Here's what you'll need:
  • Your favorite DBMS with some tables. Currently supported MySQL, Oracle and PostgreSQL.
  • Latest Tungsten Replicator build. Not even needed to install, enough to untar.
  • Velocity template of your choice. You will find currently available ones in tungsten-replicator/samples/extensions/velocity/ folder.

Recipe


Mix ./ddlscan with your chosen schema and a template:

$ cd tungsten-replicator/bin
$
$ ./ddlscan -db test -template ddl-mysql-oracle.vm -url jdbc:mysql:thin://localhost/ -user tungsten -pass secret

If you have Replicator installed, it's even simpler - ./ddlscan can read connection credentials from Replicator properties for you (no need for "-url" parameter):

$ ./ddlscan -db test -template ddl-mysql-oracle.vm -user tungsten -pass secret

Result - rendered text file (or stdout). Eg. of ddl-mysql-oracle.vm template:

/*
SQL generated on Wed Feb 27 14:13:21 EET 2013 by ./ddlscan utility of Tungsten

url = jdbc:mysql:thin://localhost/
user = tungsten
dbName = test
*/

CREATE TABLE 3colors /* ERROR: table starts with a number, use rename option and a filter */
(
  id NUMBER(10, 0),
  color VARCHAR2(1) /* ENUM('R','G','B') */,
  enabled NUMBER(1) /* BIT(1) - no constraints for 0 or 1 */,
  acolumnthatdoesntfittooracleat NUMBER(10, 0) /* WARN: truncated column name exceeding 30 characters (acolumnthatdoesntfittooracleatall) */

  /* ERROR: table must have a primary key! */
);


Architecture


To make it more scientific, here's an overview of how it works:


When you call ./ddlscan it uses Tungsten Replicator libraries and connects to the underlying DBMS through appropriate JDBC driver. There are classes in the Replicator which extract metadata from the requested schema. Tables, columns, keys and so on are identified and then provided as JAVA objects to the Velocity template-generating engine.

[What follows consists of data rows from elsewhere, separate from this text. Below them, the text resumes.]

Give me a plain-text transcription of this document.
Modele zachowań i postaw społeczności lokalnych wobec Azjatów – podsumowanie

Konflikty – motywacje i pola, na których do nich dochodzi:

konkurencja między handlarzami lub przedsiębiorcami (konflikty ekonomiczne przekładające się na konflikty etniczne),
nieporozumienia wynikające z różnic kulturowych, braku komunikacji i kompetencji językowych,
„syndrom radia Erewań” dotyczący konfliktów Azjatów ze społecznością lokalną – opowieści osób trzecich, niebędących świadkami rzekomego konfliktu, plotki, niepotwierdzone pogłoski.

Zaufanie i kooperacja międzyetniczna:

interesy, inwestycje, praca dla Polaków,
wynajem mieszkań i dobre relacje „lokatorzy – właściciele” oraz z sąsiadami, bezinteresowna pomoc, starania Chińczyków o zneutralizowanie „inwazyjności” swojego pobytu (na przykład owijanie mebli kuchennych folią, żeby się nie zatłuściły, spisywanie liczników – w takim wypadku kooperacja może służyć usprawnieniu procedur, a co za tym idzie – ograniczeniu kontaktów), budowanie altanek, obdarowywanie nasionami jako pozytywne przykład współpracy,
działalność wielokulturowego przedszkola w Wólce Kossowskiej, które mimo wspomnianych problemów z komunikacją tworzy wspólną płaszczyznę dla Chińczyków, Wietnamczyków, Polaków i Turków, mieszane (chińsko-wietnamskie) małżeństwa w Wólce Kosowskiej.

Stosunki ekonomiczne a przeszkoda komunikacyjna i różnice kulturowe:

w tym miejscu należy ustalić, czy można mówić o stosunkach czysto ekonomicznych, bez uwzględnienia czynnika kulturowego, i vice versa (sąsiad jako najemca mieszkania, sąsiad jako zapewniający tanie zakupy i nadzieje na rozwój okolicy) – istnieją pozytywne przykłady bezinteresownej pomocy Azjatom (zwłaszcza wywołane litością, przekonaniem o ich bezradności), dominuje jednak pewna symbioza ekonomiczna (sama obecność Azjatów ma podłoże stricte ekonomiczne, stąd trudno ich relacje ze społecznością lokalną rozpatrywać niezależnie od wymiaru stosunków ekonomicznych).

Velocity templates are not hard to write. Here's an example of a template that reports tables without primary keys: ddl-check-pkeys.vm - if comments and headers were removed, it's only 3 lines of code (at least, at the time of writing this article). To make it easier to handle the syntax, use some plugin like veloedit.

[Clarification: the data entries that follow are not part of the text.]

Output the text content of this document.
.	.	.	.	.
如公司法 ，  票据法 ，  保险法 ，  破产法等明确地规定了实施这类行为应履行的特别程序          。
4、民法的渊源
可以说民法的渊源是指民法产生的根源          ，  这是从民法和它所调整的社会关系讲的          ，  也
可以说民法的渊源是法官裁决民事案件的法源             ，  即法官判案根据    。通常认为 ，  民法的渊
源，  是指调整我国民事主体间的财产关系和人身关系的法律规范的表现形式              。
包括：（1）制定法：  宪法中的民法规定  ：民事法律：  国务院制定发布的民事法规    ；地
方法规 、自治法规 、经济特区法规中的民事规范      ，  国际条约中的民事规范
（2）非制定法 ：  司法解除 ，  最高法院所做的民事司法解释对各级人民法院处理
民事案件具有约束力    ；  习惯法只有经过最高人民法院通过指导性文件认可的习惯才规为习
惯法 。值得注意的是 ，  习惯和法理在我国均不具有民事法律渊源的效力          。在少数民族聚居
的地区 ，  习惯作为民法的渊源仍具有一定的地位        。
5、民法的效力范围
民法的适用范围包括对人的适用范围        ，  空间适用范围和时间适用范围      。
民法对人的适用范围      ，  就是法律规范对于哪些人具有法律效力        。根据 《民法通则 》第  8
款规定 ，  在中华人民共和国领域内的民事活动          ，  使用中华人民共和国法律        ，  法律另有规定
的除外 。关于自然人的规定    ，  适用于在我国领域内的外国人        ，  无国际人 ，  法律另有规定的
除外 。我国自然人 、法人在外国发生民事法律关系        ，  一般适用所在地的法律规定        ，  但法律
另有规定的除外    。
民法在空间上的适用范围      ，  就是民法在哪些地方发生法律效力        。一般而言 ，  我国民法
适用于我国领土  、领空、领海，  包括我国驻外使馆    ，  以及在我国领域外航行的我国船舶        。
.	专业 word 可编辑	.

Finally, user receives a rendered result from applying schema metadata to a template.

Possibilities


By leveraging this simple approach many tasks can be automated. Here's just a few ideas:
  • The mentioned transformation of schema dialects between different DBMS types.
  • Automatic trigger generation for trigger-based replication or ETL tools.
  • Staging tables generation for loading data warehouses (eg. Vertica).
  • Schema validation (scanning for potential issues).
  • Automatic code generation. Eg. generating shell scripts to do something with the tables, generating JavaScript filters for Tungsten Replicator.

Conclusion


We have briefly reviewed how ./ddlscan tool works. More articles about specific use cases to come. Happy rendering!